Ich erinnerte mich. Er hatte das sogar schon mehrmals erwähnt. Die Frau hieß Heilmann oder so ähnlich.

»Jedenfalls hat die zusammen mit ihrem Mann im Allgäu 'ne Ferienwohnung«, fuhr Kevin fort. »Naja, dorthin haben die beiden meine Eltern für eine Woche eingeladen. Sie haben wohl gedacht, meine Eltern würden da mal auf andere Gedanken kommen. Und solange ich noch hier bin sollen sie die Gelegenheit beim Schopf packen und einfach mitkommen.«

»Und am Mittwoch fahren sie los«, kombinierte ich.

»Genau. Du weißt schon, wenn ich erst mal wieder zu Hause bin, fahren meine Eltern garantiert nicht mehr weg. Die lassen mich dann sicher keinen Moment aus den Augen.«

Kevins Stimmung schien sich bei diesem Gedanken sofort wieder etwas einzutrüben.

»Hey, mit der Zeit wird sich das sicher alles wieder normalisieren.«

»Hoffentlich.«

Ich klopfte ihm aufmunternd auf die Schulter, doch er hatte sich bereits wieder selbst ganz gut im Griff.

»Naja, jetzt können sie erst mal eine Woche gemütlich Langlaufen. Zumindest wenn's dort unten Schnee gibt.«

Mit theatralischen Bewegungen fügte er hinzu: »Und wenn nicht, dann können sie immer noch ausgedehnte Spaziergänge durch die beschauliche Bergwelt machen.«

Wir grinsten uns gegenseitig an.

»Jetzt weiß ich aber immer noch nicht, was deine Eltern heute noch vorhaben«, stellte ich fest.

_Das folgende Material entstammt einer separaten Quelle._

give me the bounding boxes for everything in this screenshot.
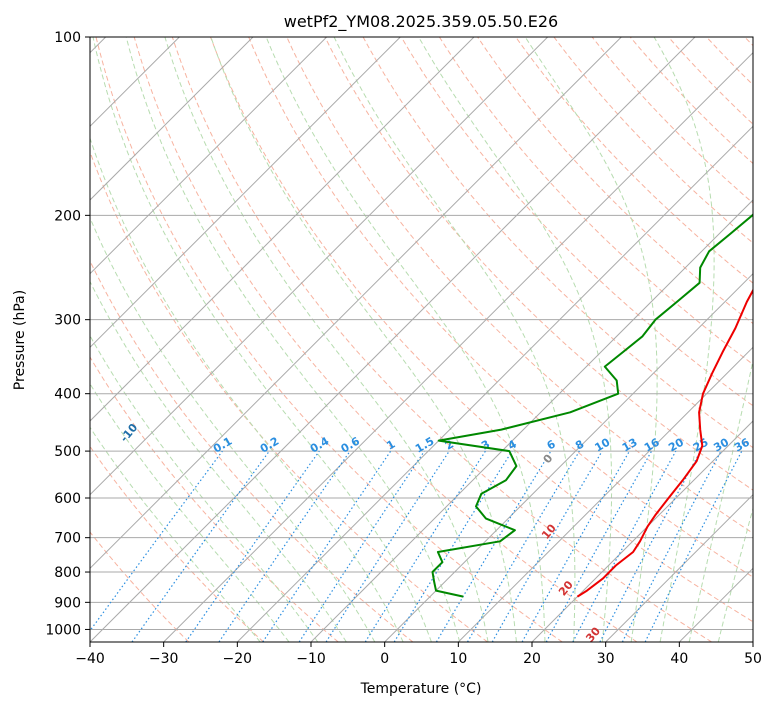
mixing-ratio-line — [90, 450, 223, 632]
dry-adiabat — [400, 37, 753, 407]
isotherm — [90, 37, 622, 570]
dry-adiabat — [324, 37, 753, 491]
isotherm — [310, 199, 753, 642]
mixing-ratio-line — [185, 450, 320, 642]
dry-adiabat — [515, 37, 753, 284]
x-tick-label: 40 — [670, 651, 688, 667]
dry-adiabat — [90, 150, 488, 642]
moist-adiabat — [90, 426, 261, 642]
mixing-ratio-line — [393, 450, 513, 642]
dry-adiabat — [248, 37, 753, 578]
moist-adiabat — [688, 358, 753, 642]
isotherm — [457, 346, 753, 642]
mixing-ratio-line — [572, 450, 677, 642]
dewpoint-profile — [431, 212, 753, 598]
x-tick-label: 20 — [523, 651, 541, 667]
x-axis-label: Temperature (°C) — [360, 681, 482, 697]
y-tick-label: 1000 — [45, 622, 81, 638]
mixing-ratio-line — [218, 450, 351, 642]
moist-adiabat — [90, 280, 347, 642]
moist-adiabat — [210, 37, 517, 642]
dry-adiabat — [90, 356, 339, 642]
x-tick-label: −10 — [296, 651, 326, 667]
isotherm — [163, 51, 753, 642]
x-tick-label: 0 — [380, 651, 389, 667]
moist-adiabat — [90, 136, 404, 642]
mixing-ratio-line — [298, 450, 425, 642]
isotherm — [384, 272, 753, 642]
x-tick-label: 10 — [449, 651, 467, 667]
isotherm — [236, 125, 753, 642]
plot-frame — [89, 36, 754, 643]
temperature-profile — [576, 288, 753, 598]
isotherm — [90, 37, 401, 349]
isotherm — [531, 420, 753, 642]
isotherm — [90, 37, 475, 422]
x-axis: −40 −30 −20 −10 0 10 20 30 40 50 — [75, 642, 762, 667]
background-grid — [90, 37, 753, 642]
isotherm — [90, 37, 328, 275]
moist-adiabat — [717, 506, 753, 642]
x-tick-label: 30 — [597, 651, 615, 667]
mixing-ratio-line — [325, 450, 450, 642]
moist-adiabat — [418, 37, 613, 642]
y-axis: 100 200 300 400 500 600 700 800 900 1000 — [45, 30, 90, 638]
y-tick-label: 800 — [54, 565, 81, 581]
moist-adiabat — [92, 37, 432, 642]
dry-adiabat — [438, 37, 753, 366]
x-tick-label: 50 — [744, 651, 762, 667]
isotherm — [90, 37, 549, 496]
dry-adiabat — [133, 37, 638, 642]
isotherm — [605, 493, 753, 642]
moist-adiabat — [125, 37, 461, 642]
y-tick-label: 200 — [54, 208, 81, 224]
moist-adiabat — [90, 334, 319, 642]
y-tick-label: 400 — [54, 387, 81, 403]
profiles — [431, 212, 753, 598]
x-tick-label: −20 — [223, 651, 253, 667]
moist-adiabat — [164, 37, 489, 642]
chart-title: wetPf2_YM08.2025.359.05.50.E26 — [284, 12, 558, 32]
x-tick-label: −30 — [149, 651, 179, 667]
dry-adiabat — [171, 37, 712, 642]
moist-adiabat — [265, 37, 546, 642]
y-tick-label: 900 — [54, 595, 81, 611]
y-tick-label: 700 — [54, 531, 81, 547]
mixing-ratio-line — [262, 450, 392, 642]
y-tick-label: 500 — [54, 444, 81, 460]
mixing-ratio-line — [644, 450, 743, 642]
mixing-ratio-line — [545, 450, 653, 642]
dry-adiabat — [90, 445, 264, 642]
moist-adiabat — [524, 37, 658, 642]
mixing-ratio-line — [521, 450, 631, 642]
moist-adiabat — [90, 382, 290, 642]
isotherm — [90, 37, 254, 201]
mixing-ratio-line — [131, 450, 270, 642]
y-tick-label: 300 — [54, 313, 81, 329]
moist-adiabat — [333, 37, 576, 642]
dry-adiabat — [90, 531, 190, 642]
dry-adiabat — [95, 37, 563, 642]
dry-adiabat — [210, 37, 753, 623]
y-tick-label: 600 — [54, 491, 81, 507]
x-tick-label: −40 — [75, 651, 105, 667]
plot-background — [90, 37, 753, 642]
moist-adiabat — [90, 216, 376, 642]
y-axis-label: Pressure (hPa) — [12, 290, 28, 390]
y-tick-label: 100 — [54, 30, 81, 46]
isotherm — [90, 37, 696, 642]
moist-adiabat — [653, 37, 715, 642]
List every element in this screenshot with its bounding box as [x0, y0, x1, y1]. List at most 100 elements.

»Naja, eigentlich wollten sie ja überhaupt nicht mit ins Allgäu. Zumindest nicht bevor sie sich überzeugt haben, dass es mir gut geht und dass sie sich keine Sorgen zu machen brauchen, wenn sie mal eine Woche weg sind. Als ob sie mich von dort aus nicht auch ständig anrufen könnten. Auf jeden Fall wollten sie sich erst endgültig entscheiden, wenn sie hier waren. Und für heute Abend sind sie mit den Heymanns zum Essen verabredet, damit sie ihnen ihre Entscheidung mitteilen und alles besprechen können.«

»Ach so«, antwortete ich. Jetzt wurde das Ganze schon etwas klarer. Nur eine Frage blieb noch offen. Ich entschloss mich, sie einfach zu stellen.

»Und wer ist Enrico?«

Kevin zögerte mit der Antwort.

»Ach, das ist nur ...«

Er brach den Satz in der Mitte ab und schüttelte den Kopf.

»Hey, macht's dir was aus, wenn ich dir das 'n anderes Mal erzähle?«

»Nö, ist schon okay, wenn du nicht drüber reden willst«, antwortete ich etwas enttäuscht.

Ich nahm mir vor, ihn im Laufe des Abends noch einmal vorsichtig auf das Thema anzusprechen, aber dann kam mal wieder alles ganz anders, so dass ich die Sache mit Enrico völlig vergaß.